Überraschend ist auch eine neuere Beobachtung aus der Forschung: In Zeiten knapper Blüten können Hummeln durch gezieltes Anbeißen von Pflanzenblättern eine frühere Blütenbildung auslösen – ein beeindruckendes Beispiel für ihre Anpassungsfähigkeit.
Nicht alle Hummelarten leben gleich. Während Arten wie die Ackerhummel Staaten mit bis zu 150 Tieren bilden, verzichten Kuckuckshummeln vollständig auf eigene Nester. Sie schleusen ihre Eier in fremde Hummelvölker ein und machen ihrem Namensgeber damit alle Ehre. Viele Arten besitzen unterschiedlich lange Rüssel, wodurch sie verschiedene Blütenformen nutzen können. Rund 60 Prozent der von Hummeln besuchten Pflanzen gehören zu den Hülsenfrüchtlern wie Rot- oder Hornklee.
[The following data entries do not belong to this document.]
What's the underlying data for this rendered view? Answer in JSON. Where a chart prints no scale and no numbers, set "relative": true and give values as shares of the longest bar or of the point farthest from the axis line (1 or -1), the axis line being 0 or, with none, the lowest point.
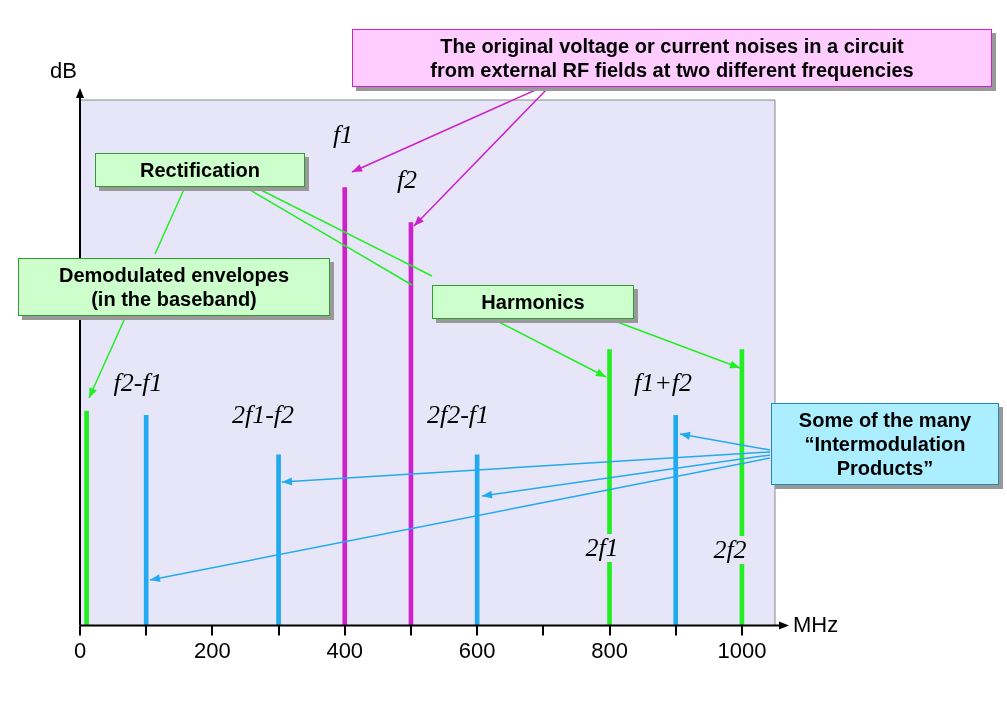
{
  "chart_data": {
    "type": "bar",
    "relative": true,
    "ylabel": "dB",
    "xlabel": "MHz",
    "x": [
      10,
      100,
      300,
      400,
      500,
      600,
      800,
      900,
      1000
    ],
    "values": [
      0.49,
      0.48,
      0.39,
      1,
      0.92,
      0.39,
      0.63,
      0.48,
      0.63
    ],
    "colors": [
      "#22ee22",
      "#22aaee",
      "#22aaee",
      "#cc22cc",
      "#cc22cc",
      "#22aaee",
      "#22ee22",
      "#22aaee",
      "#22ee22"
    ],
    "xlim": [
      0,
      1050
    ],
    "xticks": [
      0,
      {
        "value": 100,
        "label": null
      },
      200,
      {
        "value": 300,
        "label": null
      },
      400,
      {
        "value": 500,
        "label": null
      },
      600,
      {
        "value": 700,
        "label": null
      },
      800,
      {
        "value": 900,
        "label": null
      },
      1000
    ],
    "grid": false,
    "legend": false,
    "annotations": [
      "The original voltage or current noises in a circuit\nfrom external RF fields at two different frequencies",
      "Rectification",
      "Demodulated envelopes\n(in the baseband)",
      "Harmonics",
      "Some of the many\n“Intermodulation\nProducts”",
      "f1",
      "f2",
      "f2-f1",
      "2f1-f2",
      "2f2-f1",
      "f1+f2",
      "2f1",
      "2f2"
    ]
  }
}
Der Garten als Rettungsinsel für die Hummel
Ein naturnaher Garten kann für Hummeln überlebenswichtig sein. Frühblüher wie Weidenkätzchen, Obstbäume, Krokusse oder Traubenhyazinthen liefern dringend benötigte Energie. Später im Jahr sichern Pflanzen wie Phacelia, Sonnenblumen, Natternkopf, Flockenblumen, Weiß- und Rotklee das Nahrungsangebot.
Besonders wichtig: ein ungemähter Rasen. Wildkräuter wie Löwenzahn oder Taubnessel bieten reichlich Nektar und Pollen. Hummeln bevorzugen zudem blaue und rote Blüten, da sie ultraviolettes Licht wahrnehmen und Blütenmuster erkennen können, die ihnen den Weg zum Nektar weisen.
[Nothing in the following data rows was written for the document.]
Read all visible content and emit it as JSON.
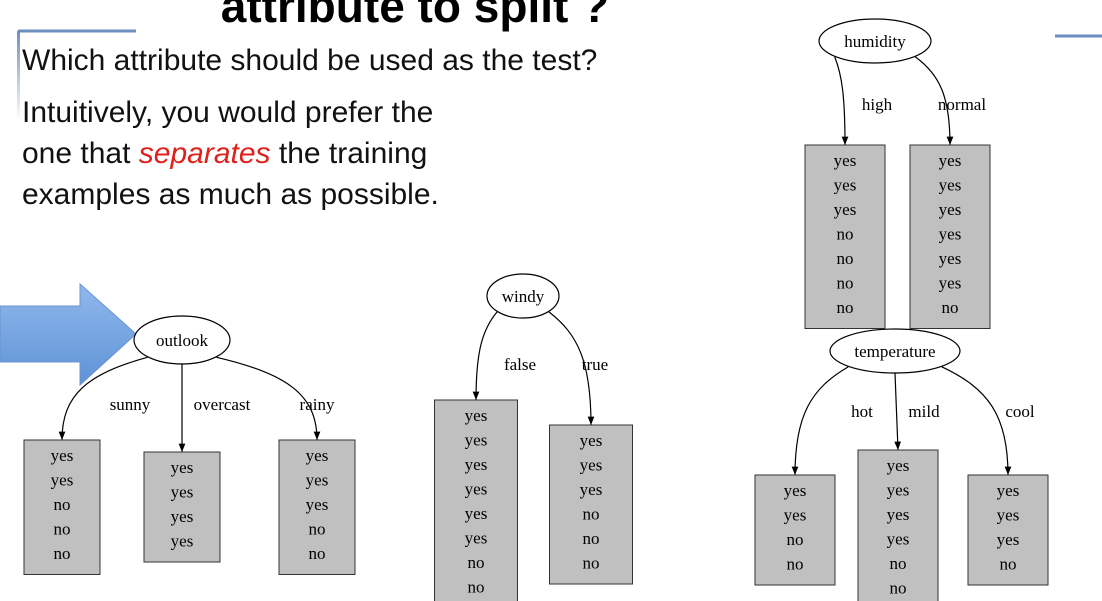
{
  "title": "attribute to split ?",
  "question": "Which attribute should be used as the test?",
  "intuition": {
    "line1": "Intuitively, you would prefer the",
    "line2_before": "one that",
    "emphasis": "separates",
    "line2_after": "the training",
    "line3": "examples as much as possible."
  },
  "trees": [
    {
      "root": "outlook",
      "branches": [
        {
          "label": "sunny",
          "leaves": [
            "yes",
            "yes",
            "no",
            "no",
            "no"
          ]
        },
        {
          "label": "overcast",
          "leaves": [
            "yes",
            "yes",
            "yes",
            "yes"
          ]
        },
        {
          "label": "rainy",
          "leaves": [
            "yes",
            "yes",
            "yes",
            "no",
            "no"
          ]
        }
      ]
    },
    {
      "root": "windy",
      "branches": [
        {
          "label": "false",
          "leaves": [
            "yes",
            "yes",
            "yes",
            "yes",
            "yes",
            "yes",
            "no",
            "no"
          ]
        },
        {
          "label": "true",
          "leaves": [
            "yes",
            "yes",
            "yes",
            "no",
            "no",
            "no"
          ]
        }
      ]
    },
    {
      "root": "humidity",
      "branches": [
        {
          "label": "high",
          "leaves": [
            "yes",
            "yes",
            "yes",
            "no",
            "no",
            "no",
            "no"
          ]
        },
        {
          "label": "normal",
          "leaves": [
            "yes",
            "yes",
            "yes",
            "yes",
            "yes",
            "yes",
            "no"
          ]
        }
      ]
    },
    {
      "root": "temperature",
      "branches": [
        {
          "label": "hot",
          "leaves": [
            "yes",
            "yes",
            "no",
            "no"
          ]
        },
        {
          "label": "mild",
          "leaves": [
            "yes",
            "yes",
            "yes",
            "yes",
            "no",
            "no"
          ]
        },
        {
          "label": "cool",
          "leaves": [
            "yes",
            "yes",
            "yes",
            "no"
          ]
        }
      ]
    }
  ]
}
Unsere Streuobstwiesen sind damit ein toller Lebensraum für die heimische Hummel. Klimawiese baut Streuobstwiesen auf und schafft somit einen Lebensraum für Insekten und Kleintiere. Du kannst uns mit einer Blühpatenschaft unterstützen.
Friedliche Nachbarn mit großer Wirkung
Ein Hummelnest im Garten ist kein Grund zur Sorge – im Gegenteil. Hummeln sind äußerst friedfertig und stechen nur in äußerster Not. Je nach Art nisten sie unterirdisch oder oberirdisch, etwa in alten Mäusebauten oder Vogelnistkästen. Strukturreiche Gärten erhöhen die Überlebenschancen deutlich, du kannst dir aber auch spezielle Nisthilfen selbst bauen. Hier können wir die Bauanleitung von Aktion Hummelschutz empfehlen.
Am Ende des Jahres stirbt das Volk ab. Nur die jungen Königinnen überleben, paaren sich und ziehen sich für den Winter zurück. Wer ihnen heute Lebensraum bietet, trägt aktiv zum Erhalt dieser unverzichtbaren Bestäuber bei.